Think of it this way: if every day you have eighty alerts and the team can only manage sixty per day, every four days the team will be an additional day behind on alerts. At this rate, after four months, you are going to be a full thirty days behind. This means that when they are working on the backlog, the team is getting the least valuable signals and data as they are the least current.
To combat these challenges, FIs should address the highest-risk transactions first while incorporating the following steps into their backlog handling strategy.

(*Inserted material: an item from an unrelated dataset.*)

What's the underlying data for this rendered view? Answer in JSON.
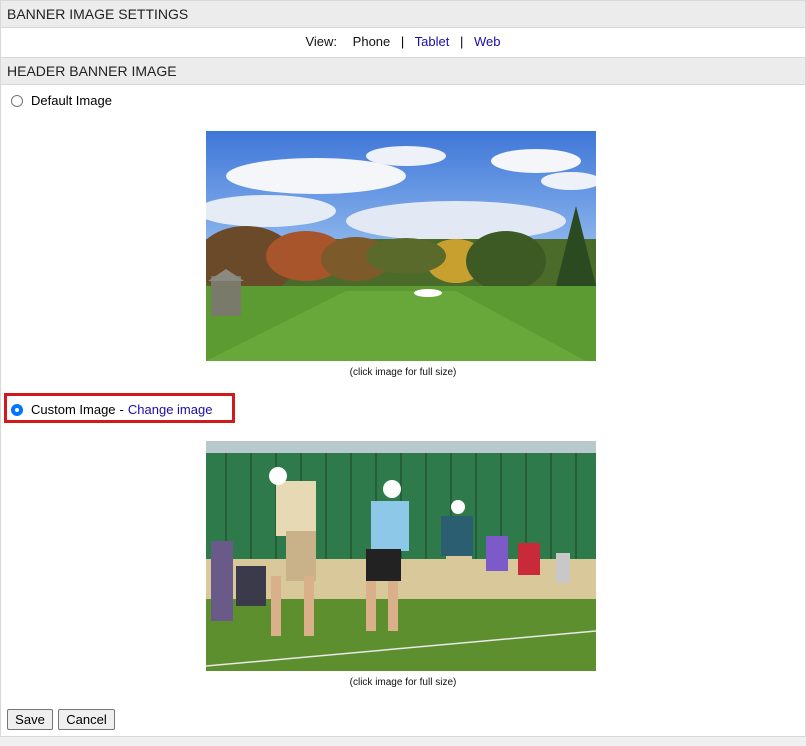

Step 1: Treat the Backlog as a Standalone Project
Separate the backlog into its own project away from the regular day-to-day work of new alert handling and prioritize new incoming alerts and cases. This helps to ensure you won’t have a backlog building up and that the team is chipping away at the backlog while remaining focused on the most relevant signals.
Segmenting out the backlog also ensures that the team is aligned with the regulations because your ongoing current alerts are most often representing the highest risk.
As part of this process, you should also make an effort to understand the cause for the backlog (understaffing, inaccurate alerting, etc.) and aim to address it to ensure that the regular day-to-day work does not cause additional backlog to form.
Step 2: Scope the Backlog Handling Project
Understand the scope of the backlog problem, and communicate that gap to the appropriate stakeholders (your management team, relevant partners/regulators, etc.).
Keeping them informed about how large the backlog is, how much estimated time it will take to clear, and how many resources or personnel will be needed to complete the project within the proposed timeframe will ensure that everyone is in alignment with the situation, making it easier to approach the project with a cohesive plan.
While this at times can be painful or uneasy conversations, transparency and alignments are always recommended for strong positive outcomes over time.
Step 3: Staff the Backlog Handling Project Strategically
Organizations don’t necessarily need to hire full-time employees for this project. Instead, they can consider using temp support, BPOs (external resources to the company coming in for dedicated tasks), contractors, interns, or internal employees that have tasks that can be deprioritized.
Step 4: Adopt a Triage-First Approach
Instead of having employees of all levels of expertise working on the backlog project in tandem, the first review should be performed by lower-level personnel.
These team members should be capable of clearing out the most obvious alerts first while flagging anything that requires a more skilled eye for higher-level employees to handle in a second pass. This ensures that the people with the highest level of expertise aren’t wasting their time on menial tasks and can instead focus on true investigations.
This also aligns with the spirit of needing to prioritize the higher risk alerts, by ensuring that only higher risk alerts reach your investigation team.
Alert Backlog Handling Best Practices: Final Thoughts
There’s a famous saying that the best way to eat an elephant is piece by piece, and the same is true of managing a backlog of alerts.
Once the project is properly scoped and communicated to all stakeholders, it can be worked on over a period of time. Then it just becomes a matter of putting the proper systems in place to ensure new backlogs aren't formed from your day-to-day operations.
This means sufficiently staffing the team, using the best AML technology to reduce false-positive rates, and prioritizing the most potentially damaging alerts first by taking a risk-based approach.